I assume it was some HTML (if that even counts), it was probably around 8 years ago and was likely to be able to make a film review website. Back then coding was simply a means to an end, I really wanted to show the world my thoughtful and hilarious take on niche and blockbuster films. However, my frustrations with CSS’s float property quite quickly put a stop to that. Instead WordPress was enough to scratch my movie critiquing itch so anyone unlucky enough to find my site would still have to put up with my dubious writings. But like my interest in coding, that review website fizzled out and was eventually lost forever.
There was then a few years where I never wrote a single line of code until my first year at university studying Electrical and Electronic Engineering (EEE). We had a module where we were taught C and suddenly it all started to make sense.

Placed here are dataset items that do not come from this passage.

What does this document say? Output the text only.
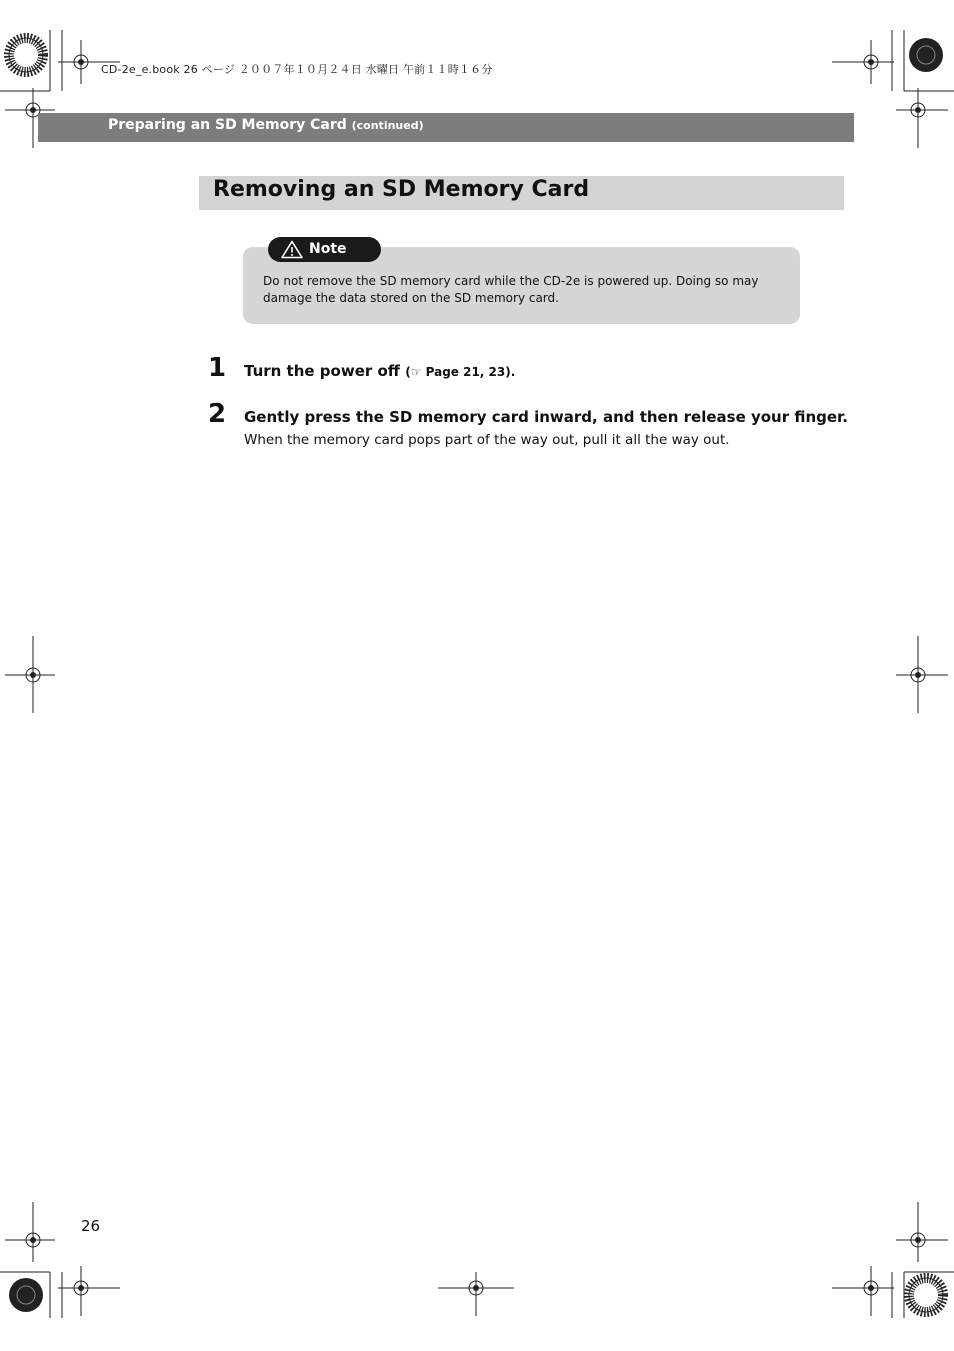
CD-2e_e.book 26 ページ ２００７年１０月２４日 水曜日 午前１１時１６分
Preparing an SD Memory Card (continued)
Removing an SD Memory Card
Note
Do not remove the SD memory card while the CD-2e is powered up. Doing so may damage the data stored on the SD memory card.
1 Turn the power off (☞ Page 21, 23).
2 Gently press the SD memory card inward, and then release your finger.
When the memory card pops part of the way out, pull it all the way out.
26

I’m quite a technically minded person, I like computers and am always asked by family and friends to fix their endless list of “techy” problems. But I’d never really been able to get a computer to do exactly what I wanted. Not until those C lessons during my first year. I suddenly became able to create things and get the computer to fulfil my exact wishes. If I wanted it to continuously print out random obscenities until it crashed I could do that. It was my first taste of the real power of coding.
That interest continued to deepen and then I stumbled upon Python. A simple and intuitive language that’s also incredibly powerful; a fantastic combination that helped my interest grow to the next level. I remember using it to automatically log into my Facebook account and search for my friend, only to then post a certain sticker in his profile picture’s comment section. 15,000 comments later and I was just about satisfied.

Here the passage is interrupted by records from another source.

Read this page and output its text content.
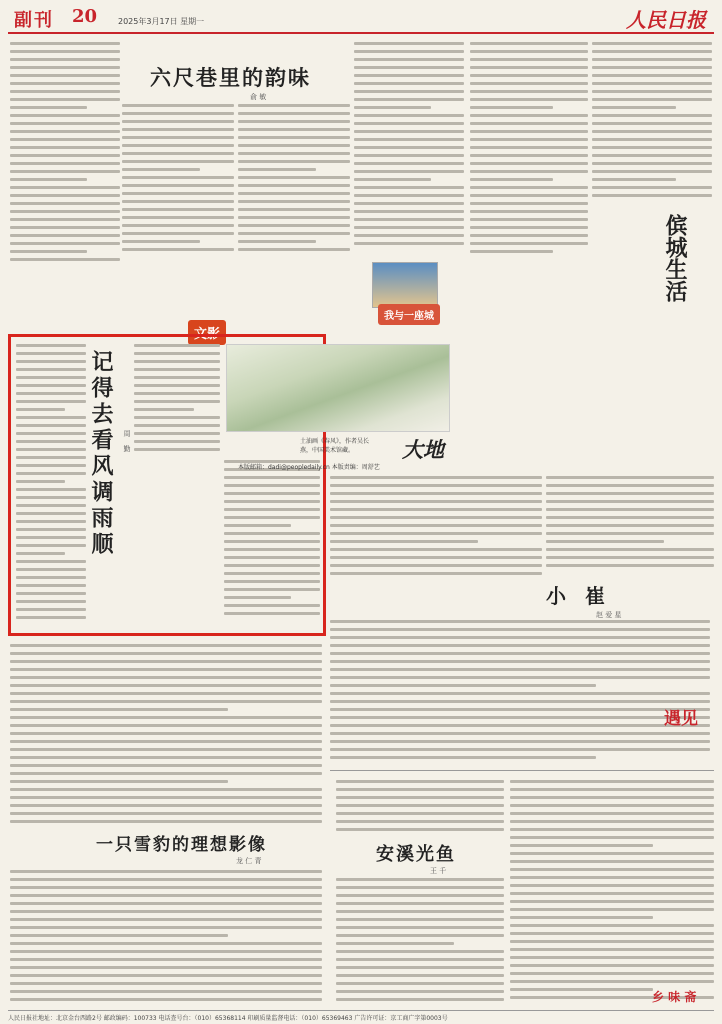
副刊 20	2025年3月17日 星期一	人民日报
六尺巷里的韵味
俞 敏
我与一座城
文影
傧城生活
记得去看风调雨顺	周 勤	土油画《春风》，作者吴长燕，中国美术馆藏。	大地
本版邮箱：dadi@peopledaily.cn 本版责编：周舒艺
小 崔
赵 爱 星
一只雪豹的理想影像
龙 仁 青	安溪光鱼
王 千
遇见
乡 味 斋
人民日报社地址：北京金台西路2号 邮政编码：100733 电话查号台：（010）65368114 印刷质量监督电话：（010）65369463 广告许可证：京工商广字第0003号
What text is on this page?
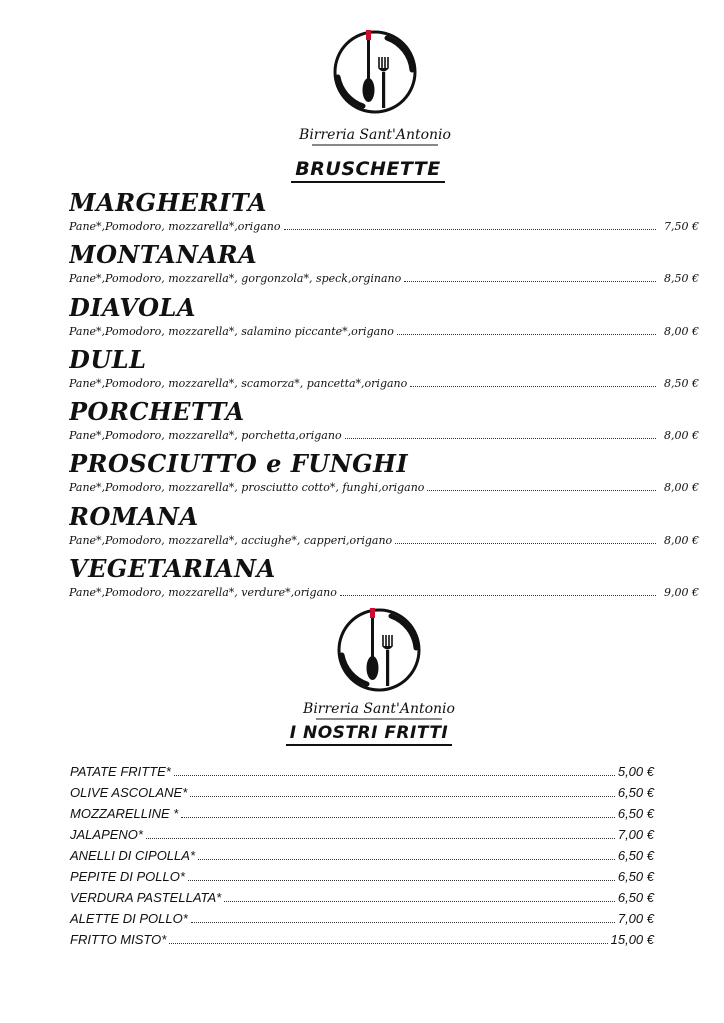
Birreria Sant'Antonio
BRUSCHETTE
MARGHERITA
Pane*,Pomodoro, mozzarella*,origano	7,50 €
MONTANARA
Pane*,Pomodoro, mozzarella*, gorgonzola*, speck,orginano	8,50 €
DIAVOLA
Pane*,Pomodoro, mozzarella*, salamino piccante*,origano	8,00 €
DULL
Pane*,Pomodoro, mozzarella*, scamorza*, pancetta*,origano	8,50 €
PORCHETTA
Pane*,Pomodoro, mozzarella*, porchetta,origano	8,00 €
PROSCIUTTO e FUNGHI
Pane*,Pomodoro, mozzarella*, prosciutto cotto*, funghi,origano	8,00 €
ROMANA
Pane*,Pomodoro, mozzarella*, acciughe*, capperi,origano	8,00 €
VEGETARIANA
Pane*,Pomodoro, mozzarella*, verdure*,origano	9,00 €
Birreria Sant'Antonio
I NOSTRI FRITTI
PATATE FRITTE*	5,00 €
OLIVE ASCOLANE*	6,50 €
MOZZARELLINE *	6,50 €
JALAPENO*	7,00 €
ANELLI DI CIPOLLA*	6,50 €
PEPITE DI POLLO*	6,50 €
VERDURA PASTELLATA*	6,50 €
ALETTE DI POLLO*	7,00 €
FRITTO MISTO*	15,00 €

Hardly a noble use of my new found skills, but it enforced in me one of the reasons why I love coding without me even realising.
That reason is the feedback loop. When you’re coding you can get immediate feedback of what you’ve written. This was a far cry from the slow moving world of EEE. When I was in the moment, I’d found my flow, I was creating and learning and solving actual problems. Even during the many frustrations the powerful feeling of making distinct, tangible steps forward was too much to turn me away.
Then after a few months I could look back at all the progress I’d made and see the outer feedback loop at work. The long term loop of progress. I realised that I’d created something from nothing, something that someone could get real value from and that I could turn into a real career to solve some of life’s largest problems.
For my final year project at university I was tasked with a computer vision problem. I had to make a program that could allow a computer to detect fire safety equipment. And I managed to do it. After almost 3 years of slowly building up my coding knowledge I could look back and be able to say that I had made a computer see!
This rewarding feedback loop of creativity, problem solving and progression is why I love coding and is why I can’t see my life without some kind of coding in it.